In conversation with Amelie MJ, Guest Editor for our twelfth issue

Our twelfth issue has been edited by Amelie Maurice-Jones, a 20-year old English Literature student at Durham University. She has been published in a number of journals including The Cadaverine, Siblini Art and Literature Journal, and Durham University’s Palatinate, and has been placed in a number of competitions, including in Brighton’s Peacock Poetry Prize and the Foyle Young Poets of the Year Award.

She enjoys walks along the seafront, good quality coffee, and any music with a really heavy bassline.

What made you want to get involved with HEBE?

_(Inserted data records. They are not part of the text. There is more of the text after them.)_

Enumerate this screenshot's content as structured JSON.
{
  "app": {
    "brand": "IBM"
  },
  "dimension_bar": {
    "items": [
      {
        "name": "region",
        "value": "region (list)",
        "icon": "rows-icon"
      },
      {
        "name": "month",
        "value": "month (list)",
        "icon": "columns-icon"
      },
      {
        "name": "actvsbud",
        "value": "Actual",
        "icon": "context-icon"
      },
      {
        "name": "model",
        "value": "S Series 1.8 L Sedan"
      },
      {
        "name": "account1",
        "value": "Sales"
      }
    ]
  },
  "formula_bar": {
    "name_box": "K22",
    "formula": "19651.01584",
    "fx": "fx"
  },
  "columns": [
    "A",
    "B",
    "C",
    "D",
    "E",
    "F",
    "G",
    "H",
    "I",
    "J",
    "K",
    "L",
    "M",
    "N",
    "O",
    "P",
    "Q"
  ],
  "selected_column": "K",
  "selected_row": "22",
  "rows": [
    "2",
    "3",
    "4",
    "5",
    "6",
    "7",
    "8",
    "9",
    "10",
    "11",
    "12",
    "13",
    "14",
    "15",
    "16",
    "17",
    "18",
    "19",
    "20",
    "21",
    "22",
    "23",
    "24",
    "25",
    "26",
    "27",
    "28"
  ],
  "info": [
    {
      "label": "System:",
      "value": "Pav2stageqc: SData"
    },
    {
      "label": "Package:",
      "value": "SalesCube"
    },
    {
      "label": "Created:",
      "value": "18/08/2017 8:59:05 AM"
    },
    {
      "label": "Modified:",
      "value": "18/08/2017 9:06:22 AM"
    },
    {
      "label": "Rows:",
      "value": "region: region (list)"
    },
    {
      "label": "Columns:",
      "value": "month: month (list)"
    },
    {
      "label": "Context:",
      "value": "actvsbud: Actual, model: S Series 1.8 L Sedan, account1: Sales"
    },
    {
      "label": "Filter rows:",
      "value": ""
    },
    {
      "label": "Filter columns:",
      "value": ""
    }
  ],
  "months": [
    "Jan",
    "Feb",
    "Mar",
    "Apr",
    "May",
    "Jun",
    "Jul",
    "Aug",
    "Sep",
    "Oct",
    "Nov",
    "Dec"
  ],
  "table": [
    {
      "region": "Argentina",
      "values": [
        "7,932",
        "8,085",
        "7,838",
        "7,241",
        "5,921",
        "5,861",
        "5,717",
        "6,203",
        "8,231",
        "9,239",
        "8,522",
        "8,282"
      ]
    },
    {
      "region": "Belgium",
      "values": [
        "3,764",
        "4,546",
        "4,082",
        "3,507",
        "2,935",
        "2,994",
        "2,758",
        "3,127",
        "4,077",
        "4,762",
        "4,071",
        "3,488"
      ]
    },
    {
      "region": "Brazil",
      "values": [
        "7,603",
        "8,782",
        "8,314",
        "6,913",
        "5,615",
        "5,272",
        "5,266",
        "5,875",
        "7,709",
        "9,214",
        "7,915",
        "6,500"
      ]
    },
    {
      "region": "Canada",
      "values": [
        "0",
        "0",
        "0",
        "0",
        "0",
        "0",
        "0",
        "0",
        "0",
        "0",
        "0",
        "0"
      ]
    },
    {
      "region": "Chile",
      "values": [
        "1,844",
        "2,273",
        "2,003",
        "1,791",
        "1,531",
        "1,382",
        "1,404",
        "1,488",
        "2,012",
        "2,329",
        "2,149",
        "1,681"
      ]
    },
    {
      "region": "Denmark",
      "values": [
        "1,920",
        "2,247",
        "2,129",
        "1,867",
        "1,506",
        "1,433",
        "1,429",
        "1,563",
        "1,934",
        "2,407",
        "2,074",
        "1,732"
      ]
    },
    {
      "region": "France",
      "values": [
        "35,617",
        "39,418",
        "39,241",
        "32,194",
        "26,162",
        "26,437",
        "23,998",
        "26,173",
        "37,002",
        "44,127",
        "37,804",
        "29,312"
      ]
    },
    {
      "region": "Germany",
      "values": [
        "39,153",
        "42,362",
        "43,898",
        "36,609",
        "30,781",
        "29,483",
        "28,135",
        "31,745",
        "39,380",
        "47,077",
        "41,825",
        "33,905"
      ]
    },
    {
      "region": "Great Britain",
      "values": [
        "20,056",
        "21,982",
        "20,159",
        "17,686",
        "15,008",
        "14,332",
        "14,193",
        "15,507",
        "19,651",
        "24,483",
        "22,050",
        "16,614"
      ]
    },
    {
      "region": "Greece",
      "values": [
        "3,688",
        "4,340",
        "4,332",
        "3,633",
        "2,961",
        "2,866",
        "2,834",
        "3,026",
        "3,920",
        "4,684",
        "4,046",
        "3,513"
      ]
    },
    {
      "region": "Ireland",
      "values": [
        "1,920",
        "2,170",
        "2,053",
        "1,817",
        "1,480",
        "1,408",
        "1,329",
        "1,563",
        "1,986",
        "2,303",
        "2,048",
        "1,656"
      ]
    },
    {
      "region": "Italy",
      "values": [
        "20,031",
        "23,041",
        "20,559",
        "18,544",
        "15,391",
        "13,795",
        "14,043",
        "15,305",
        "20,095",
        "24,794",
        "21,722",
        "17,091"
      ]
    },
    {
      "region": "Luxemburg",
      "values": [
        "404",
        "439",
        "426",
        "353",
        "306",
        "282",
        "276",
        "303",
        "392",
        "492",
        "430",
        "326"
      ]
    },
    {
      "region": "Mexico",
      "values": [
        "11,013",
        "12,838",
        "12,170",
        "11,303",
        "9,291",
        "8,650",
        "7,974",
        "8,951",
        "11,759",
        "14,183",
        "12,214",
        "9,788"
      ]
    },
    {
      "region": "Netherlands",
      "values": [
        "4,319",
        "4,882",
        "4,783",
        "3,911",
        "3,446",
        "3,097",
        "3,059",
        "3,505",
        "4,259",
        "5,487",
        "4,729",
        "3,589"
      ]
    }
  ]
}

As a teenager I was twice published in HEBE, and so I understand the excitement that comes from seeing your work in print as a young writer. HEBE provides a platform for young writers that is inclusive and accessible, and this is so important as ensures that when young people speak, they are listened to. I wanted to get involved with HEBE to uphold and make space for the creative energy of young people, which I know from experience to be so vital in fostering confidence, boldness, and creativity.

Our issue twelve theme is ‘energy’- what does energy mean to you?

As someone quite content to just spend all day painting or reading on the sofa, energy in the active, physical sense has never really meant that much to me. For me, energy is creativity: it’s the spark that fuels the growth and development of thoughts and ideas. It’s what allows for something to be made from nothing, and it’s the thrill that you get when making something new, albeit this be a painting, poem, or intellectual breakthrough.

How do you approach your role as editor?

I approach it with pleasure. It’s an honour to have the opportunity to read such an excellent selection of poems so thoroughly. I study English Literature and so I’m used to reading poetry critically, yet the mindset and style of reading required for editing is so refreshingly different from that suitable for an academic setting. It’s exciting to read a poem with the intention of really discovering what makes it tick, and then working with the poet to embolden that as much as possible. I’m always mindful that making art is incredibly personal, and so aim to provide detailed explanations for any changes I think should be made to a piece of writing. It’s important to keep in mind that the value and merit of the poem is already there, and that the editor’s job is merely to enhance that, and so providing detailed reasons for changing aspects of a poem establishes a relationship of respect between the writer and editor. Editing is also creative. It’s a chance for the writer to be opened up to new patterns and possibilities within their piece, and in this sense it enriches the whole experience of appreciating and understanding the poem.

What inspires you as a writer?

Noticing details and patterns that aren’t immediately obvious and maybe everyone else didn’t notice, and then finding ways to pen this down. In this ways toying with words becomes a means to alter and call into question what is standard and familiar. Natural light also inspires me because it comes in so many different colours (from morning light to sunset) and takes so many different forms.

What advice would you give to young creatives looking to get published?

Be prepared to write a lot of bad stuff before you get to the good stuff. Don’t get scared or put off if all the material you’re coming out with isn’t immediately at the standard you would hope— keep going and you’ll foster an individual style and voice to be proud of. If you’re in a creative rut, you will get out of it, just keep writing. Also, read poetry and keep up to date with journals and magazines you enjoy the work in, but try not to compare yourself to the published poetry you read in these places. I know how easy it is to feel disheartened when you read the winning entries of a competition and think that it’s somehow out of your league to write like that, but this really isn’t the case. Poetry is such a personal thing and it’s also flexible. It’s almost incomprehensible to think about just how many ways language and words can be handled creatively, why is why it’s so important not to compare yourself to others as excellent poetry can take on so many different forms.